Design for Telegram formatting from day one
Telegram uses its own markup: *bold*, _italic_, `code`. Standard markdown — headers, dashes, asterisk lists — doesn't render correctly. Every response that used markdown headers looked broken in Telegram. I should have set the formatting constraints upfront in the system prompt instead of correcting it repeatedly.
Add FTS5 earlier
For the first month, the brain search used basic keyword matching against session summaries. It worked but missed context that was in decisions, tags, or next-steps fields. FTS5 with full indexing is not hard to add and the improvement in recall quality was immediate. I should have built it that way from the start.
Never restart the service that's serving you
Khadam runs as a systemd service (okhalal-webhook.service). Claude Code runs inside that process. If I restart the service, I kill my own response — the session is gone, the Telegram message never arrives.

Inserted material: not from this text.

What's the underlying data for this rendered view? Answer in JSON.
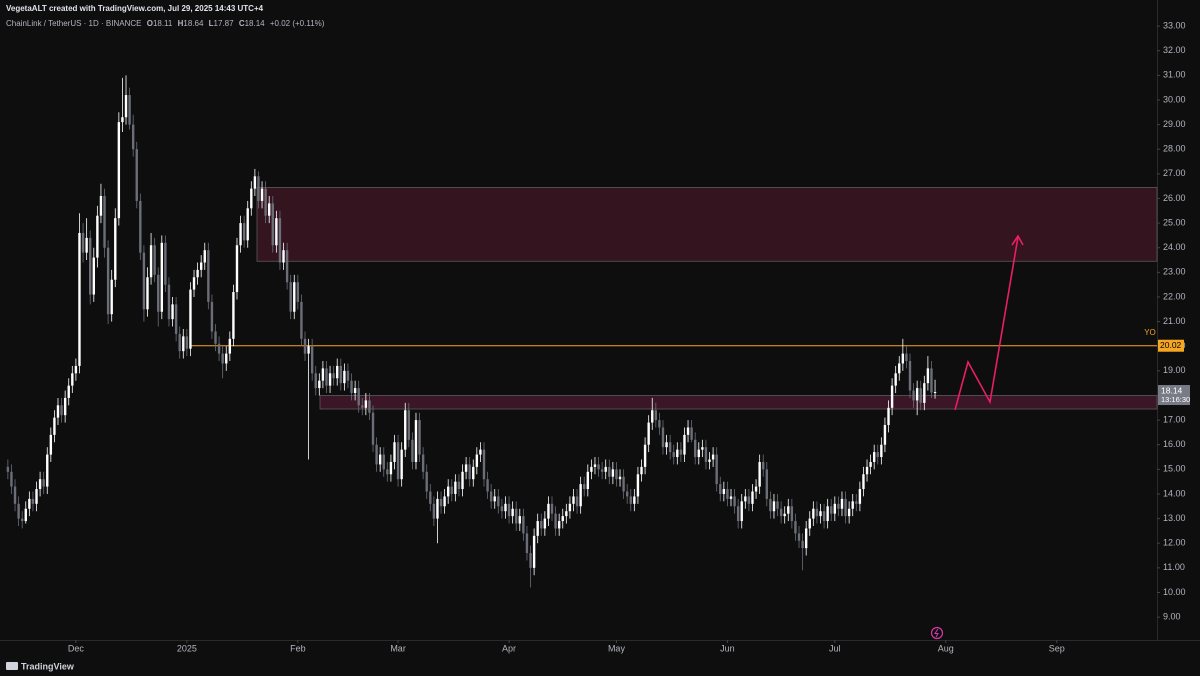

I learned this the hard way and it's now a hard rule: never restart the webhook service from within a Claude session. Restart it manually from the server if needed.
9. The Objections
"Why not just use the Claude app?" Because the Claude app doesn't know my codebase, doesn't watch my server, doesn't fix my GitHub issues while I sleep, doesn't deliver my morning briefing, and doesn't remember anything between sessions. The Claude app is a general-purpose chat interface. Khadam is a system that acts on my behalf in my specific context.
"Isn't this reinventing the wheel?" Partially. The memory system, the webhook listener, the model routing, the auto issue fixer — those required real engineering. The underlying intelligence is Claude. I didn't build the AI. I built the infrastructure that makes the AI useful for my specific situation. That's not reinventing the wheel; that's fitting a wheel to your particular vehicle.

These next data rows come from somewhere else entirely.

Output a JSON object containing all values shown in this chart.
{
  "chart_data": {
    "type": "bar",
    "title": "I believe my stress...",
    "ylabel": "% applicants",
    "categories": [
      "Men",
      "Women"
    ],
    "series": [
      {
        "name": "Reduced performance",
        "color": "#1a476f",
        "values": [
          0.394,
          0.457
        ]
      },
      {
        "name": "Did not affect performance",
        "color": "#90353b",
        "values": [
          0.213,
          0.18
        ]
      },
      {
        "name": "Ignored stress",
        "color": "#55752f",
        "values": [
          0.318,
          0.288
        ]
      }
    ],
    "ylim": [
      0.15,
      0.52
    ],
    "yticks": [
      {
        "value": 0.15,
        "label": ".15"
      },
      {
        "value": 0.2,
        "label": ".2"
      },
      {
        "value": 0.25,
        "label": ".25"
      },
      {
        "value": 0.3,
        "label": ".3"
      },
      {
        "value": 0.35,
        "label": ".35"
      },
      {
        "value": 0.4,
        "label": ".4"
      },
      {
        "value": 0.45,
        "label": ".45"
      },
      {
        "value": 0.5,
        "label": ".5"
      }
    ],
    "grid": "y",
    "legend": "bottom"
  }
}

"Isn't this expensive?" The model routing is the main cost control. Haiku handles simple messages at near-zero cost. Sonnet handles most conversations. Opus is reserved for actions. Budget caps on each tier prevent runaway spend. The daily cost for a full day of active use — including the digest, watchdog, and several coding sessions — is well within a reasonable solo-founder infrastructure budget.
10. What's Next
The scripts are public at github.com/nurikhwanidris/khadam. Secrets are gitignored. The architecture diagram is at draw.nurikhwanidris.my.

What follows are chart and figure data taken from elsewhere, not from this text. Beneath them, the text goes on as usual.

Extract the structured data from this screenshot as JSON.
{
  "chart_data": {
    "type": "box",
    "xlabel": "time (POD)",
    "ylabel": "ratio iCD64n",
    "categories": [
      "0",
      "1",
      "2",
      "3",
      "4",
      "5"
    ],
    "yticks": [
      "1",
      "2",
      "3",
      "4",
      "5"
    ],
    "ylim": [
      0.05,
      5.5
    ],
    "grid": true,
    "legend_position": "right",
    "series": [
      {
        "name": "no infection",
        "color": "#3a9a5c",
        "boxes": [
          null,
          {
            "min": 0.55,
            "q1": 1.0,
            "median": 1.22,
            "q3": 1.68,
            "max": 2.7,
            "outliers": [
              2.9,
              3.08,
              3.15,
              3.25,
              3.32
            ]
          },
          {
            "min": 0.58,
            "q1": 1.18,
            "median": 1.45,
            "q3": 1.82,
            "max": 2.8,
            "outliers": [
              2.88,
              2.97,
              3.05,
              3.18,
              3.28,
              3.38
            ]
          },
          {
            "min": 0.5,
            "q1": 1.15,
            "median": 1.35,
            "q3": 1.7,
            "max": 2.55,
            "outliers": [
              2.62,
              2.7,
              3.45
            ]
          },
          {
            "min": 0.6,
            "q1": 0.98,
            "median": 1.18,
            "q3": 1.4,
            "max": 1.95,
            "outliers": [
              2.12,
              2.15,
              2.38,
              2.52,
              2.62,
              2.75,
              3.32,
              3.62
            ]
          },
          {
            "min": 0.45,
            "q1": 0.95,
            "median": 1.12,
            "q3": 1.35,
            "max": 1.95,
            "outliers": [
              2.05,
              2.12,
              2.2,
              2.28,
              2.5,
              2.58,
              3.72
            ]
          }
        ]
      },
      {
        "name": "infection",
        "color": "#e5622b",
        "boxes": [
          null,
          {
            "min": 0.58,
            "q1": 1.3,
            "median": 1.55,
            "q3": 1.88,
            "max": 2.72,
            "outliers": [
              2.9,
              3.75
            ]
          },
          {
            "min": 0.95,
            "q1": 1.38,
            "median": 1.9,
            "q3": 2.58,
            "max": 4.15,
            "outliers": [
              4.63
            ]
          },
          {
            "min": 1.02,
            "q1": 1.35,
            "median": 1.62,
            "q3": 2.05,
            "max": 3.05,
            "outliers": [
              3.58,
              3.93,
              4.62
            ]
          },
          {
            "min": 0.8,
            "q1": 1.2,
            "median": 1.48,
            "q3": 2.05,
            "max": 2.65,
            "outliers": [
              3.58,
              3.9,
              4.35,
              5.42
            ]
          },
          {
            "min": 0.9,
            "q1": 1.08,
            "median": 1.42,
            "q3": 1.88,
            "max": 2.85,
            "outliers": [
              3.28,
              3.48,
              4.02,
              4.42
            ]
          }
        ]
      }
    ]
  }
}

The next things I'm thinking about: voice message support (Telegram allows it, the listener doesn't process it yet), smarter watchdog alerting with trend detection instead of just state changes, and better cost reporting so I can see exactly where each day's spend went.
The bigger picture goal hasn't changed since February 25: an AI that runs with me, not just for me. Something that accumulates context, takes initiative on small decisions, and escalates the important ones to me. Not a chatbot. A collaborator with memory and tools and a permanent address on my server.
Khadam is Malay for "servant" — someone who takes care of things so you can focus on what matters. That's what I built. It's doing exactly that.